The Joint Finance Committee unanimously backed a plan to use additional revenue from online sales to reduce income taxes by another $136.1 million in tax year 2020 on top of what the committee added to the budget and existing law.
Between the bill and the budget, the combined impact would be a reduction of $136 in 2020, according to the Legislative Fiscal Bureau.
Revenue Secretary Peter Barca said the agency has had “constructive” conversations with Republicans about the bill.

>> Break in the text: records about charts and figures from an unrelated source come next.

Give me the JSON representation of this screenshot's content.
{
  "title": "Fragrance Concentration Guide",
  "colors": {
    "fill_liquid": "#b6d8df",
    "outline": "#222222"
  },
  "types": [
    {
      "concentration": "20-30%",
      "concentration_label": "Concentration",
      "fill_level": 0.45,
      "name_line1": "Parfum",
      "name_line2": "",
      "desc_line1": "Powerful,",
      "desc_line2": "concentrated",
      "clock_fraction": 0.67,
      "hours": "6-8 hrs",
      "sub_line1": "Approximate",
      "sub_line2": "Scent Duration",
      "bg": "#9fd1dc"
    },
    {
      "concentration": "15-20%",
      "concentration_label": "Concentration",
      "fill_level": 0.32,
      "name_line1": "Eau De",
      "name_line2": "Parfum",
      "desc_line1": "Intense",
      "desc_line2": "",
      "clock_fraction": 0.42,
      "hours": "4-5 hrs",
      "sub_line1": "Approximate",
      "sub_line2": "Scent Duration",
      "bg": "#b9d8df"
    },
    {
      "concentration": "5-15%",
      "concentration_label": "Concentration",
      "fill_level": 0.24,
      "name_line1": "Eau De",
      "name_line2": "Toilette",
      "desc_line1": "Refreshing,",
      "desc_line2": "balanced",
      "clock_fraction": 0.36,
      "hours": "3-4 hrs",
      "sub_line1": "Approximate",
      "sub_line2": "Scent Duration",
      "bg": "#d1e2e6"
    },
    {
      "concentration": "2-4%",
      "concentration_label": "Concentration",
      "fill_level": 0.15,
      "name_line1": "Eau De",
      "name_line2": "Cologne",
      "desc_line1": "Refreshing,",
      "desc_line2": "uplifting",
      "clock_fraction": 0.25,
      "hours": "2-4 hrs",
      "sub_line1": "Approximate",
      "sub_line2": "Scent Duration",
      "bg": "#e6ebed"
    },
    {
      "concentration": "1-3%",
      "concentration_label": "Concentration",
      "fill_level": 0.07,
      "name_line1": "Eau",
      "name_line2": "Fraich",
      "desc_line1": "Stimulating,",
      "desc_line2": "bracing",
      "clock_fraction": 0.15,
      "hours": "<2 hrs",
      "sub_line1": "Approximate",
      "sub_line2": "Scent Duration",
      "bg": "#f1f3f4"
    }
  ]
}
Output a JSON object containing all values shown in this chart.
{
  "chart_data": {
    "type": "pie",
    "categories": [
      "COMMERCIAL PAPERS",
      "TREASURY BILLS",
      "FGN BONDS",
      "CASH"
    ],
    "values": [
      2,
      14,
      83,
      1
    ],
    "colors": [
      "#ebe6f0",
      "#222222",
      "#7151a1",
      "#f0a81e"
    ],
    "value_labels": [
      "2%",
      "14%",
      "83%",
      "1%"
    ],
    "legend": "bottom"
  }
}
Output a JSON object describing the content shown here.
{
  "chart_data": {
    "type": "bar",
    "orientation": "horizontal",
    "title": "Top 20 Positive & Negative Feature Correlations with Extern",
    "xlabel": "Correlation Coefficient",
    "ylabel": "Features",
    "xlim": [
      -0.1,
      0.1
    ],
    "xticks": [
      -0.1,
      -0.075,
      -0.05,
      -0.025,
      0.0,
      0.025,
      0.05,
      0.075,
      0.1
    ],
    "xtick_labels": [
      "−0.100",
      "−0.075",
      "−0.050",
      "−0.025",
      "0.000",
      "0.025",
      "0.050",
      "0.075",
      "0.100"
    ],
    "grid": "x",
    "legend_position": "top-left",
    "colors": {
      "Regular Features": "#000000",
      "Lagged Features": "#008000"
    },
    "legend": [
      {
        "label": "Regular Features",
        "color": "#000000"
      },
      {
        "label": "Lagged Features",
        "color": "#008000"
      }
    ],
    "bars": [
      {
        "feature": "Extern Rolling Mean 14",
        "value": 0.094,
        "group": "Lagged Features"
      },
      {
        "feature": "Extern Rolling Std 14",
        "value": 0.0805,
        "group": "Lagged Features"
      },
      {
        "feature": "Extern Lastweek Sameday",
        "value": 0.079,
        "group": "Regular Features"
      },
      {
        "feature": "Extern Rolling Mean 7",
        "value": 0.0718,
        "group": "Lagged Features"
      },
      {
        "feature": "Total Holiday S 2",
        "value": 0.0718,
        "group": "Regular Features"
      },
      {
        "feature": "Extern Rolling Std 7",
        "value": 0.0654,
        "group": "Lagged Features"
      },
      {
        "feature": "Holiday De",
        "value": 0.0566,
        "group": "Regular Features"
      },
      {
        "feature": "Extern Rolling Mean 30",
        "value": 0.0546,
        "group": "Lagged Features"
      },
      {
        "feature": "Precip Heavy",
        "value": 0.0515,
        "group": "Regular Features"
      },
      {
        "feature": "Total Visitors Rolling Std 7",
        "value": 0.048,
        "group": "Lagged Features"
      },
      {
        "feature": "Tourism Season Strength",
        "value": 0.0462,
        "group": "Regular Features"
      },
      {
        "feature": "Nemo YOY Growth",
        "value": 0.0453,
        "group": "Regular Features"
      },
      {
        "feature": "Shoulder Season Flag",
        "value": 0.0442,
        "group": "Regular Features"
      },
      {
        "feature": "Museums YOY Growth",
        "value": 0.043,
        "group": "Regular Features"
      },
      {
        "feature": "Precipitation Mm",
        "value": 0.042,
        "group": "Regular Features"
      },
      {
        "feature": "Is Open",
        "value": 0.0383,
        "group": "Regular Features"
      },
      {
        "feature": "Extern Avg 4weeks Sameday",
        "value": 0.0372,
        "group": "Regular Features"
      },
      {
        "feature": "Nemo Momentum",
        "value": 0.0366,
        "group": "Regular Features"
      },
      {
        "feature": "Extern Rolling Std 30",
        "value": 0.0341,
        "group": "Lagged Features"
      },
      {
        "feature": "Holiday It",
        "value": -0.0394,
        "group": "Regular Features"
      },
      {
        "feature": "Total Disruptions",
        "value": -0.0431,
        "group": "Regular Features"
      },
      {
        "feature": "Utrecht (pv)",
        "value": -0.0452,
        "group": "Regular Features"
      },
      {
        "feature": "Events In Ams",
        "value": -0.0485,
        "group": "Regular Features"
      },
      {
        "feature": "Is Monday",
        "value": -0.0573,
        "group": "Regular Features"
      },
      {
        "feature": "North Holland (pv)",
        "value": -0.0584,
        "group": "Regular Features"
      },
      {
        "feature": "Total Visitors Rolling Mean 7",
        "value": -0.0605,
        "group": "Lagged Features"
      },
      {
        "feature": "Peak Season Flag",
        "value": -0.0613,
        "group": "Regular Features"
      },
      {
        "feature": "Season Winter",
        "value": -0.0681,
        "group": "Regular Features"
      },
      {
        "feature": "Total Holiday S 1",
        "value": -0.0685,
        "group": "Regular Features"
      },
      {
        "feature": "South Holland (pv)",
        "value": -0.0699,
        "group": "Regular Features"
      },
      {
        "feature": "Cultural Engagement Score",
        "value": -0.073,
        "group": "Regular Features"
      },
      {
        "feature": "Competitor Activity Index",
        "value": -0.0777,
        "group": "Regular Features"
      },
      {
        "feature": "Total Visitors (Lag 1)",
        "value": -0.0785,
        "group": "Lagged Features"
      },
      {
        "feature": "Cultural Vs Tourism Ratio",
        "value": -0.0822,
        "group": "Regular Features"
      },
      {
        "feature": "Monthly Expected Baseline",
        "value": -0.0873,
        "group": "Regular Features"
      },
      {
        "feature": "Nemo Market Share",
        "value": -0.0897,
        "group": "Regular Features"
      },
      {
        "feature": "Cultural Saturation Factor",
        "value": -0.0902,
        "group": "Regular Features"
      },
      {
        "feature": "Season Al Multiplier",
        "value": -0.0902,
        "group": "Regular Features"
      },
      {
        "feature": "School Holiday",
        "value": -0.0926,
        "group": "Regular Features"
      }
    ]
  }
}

The state was already in line to reduce income taxes in 2019 due to additional sales tax collections from online sales following a U.S. Supreme Court decision. Under existing law, the reduction — projected to be $61 million — would be proportional across all four of the state’s tax brackets.
Due to a drafting error, the tax break would’ve only applied to tax year 2019.
The bill would target the reductions in the bottom two brackets while also capturing more online transactions to increase the amount of sales tax the state would take in. It also would make the tax breaks permanent.
Under the legislation:
*the lowest rate of 4 percent would drop to 3.89 percent in tax year 2019. It would then go to 3.76 percent in tax year 2020.
*the second lowest rate would drop to 5.21 percent from the current 5.84 percent under the budget the committee approved earlier Thursday. The bill would take that reduction to 5.08 percent in tax year 2019 and then 4.93 percent in tax year 2020.
The state’s top two brackets of 6.27 percent and 7.65 percent would remain the same.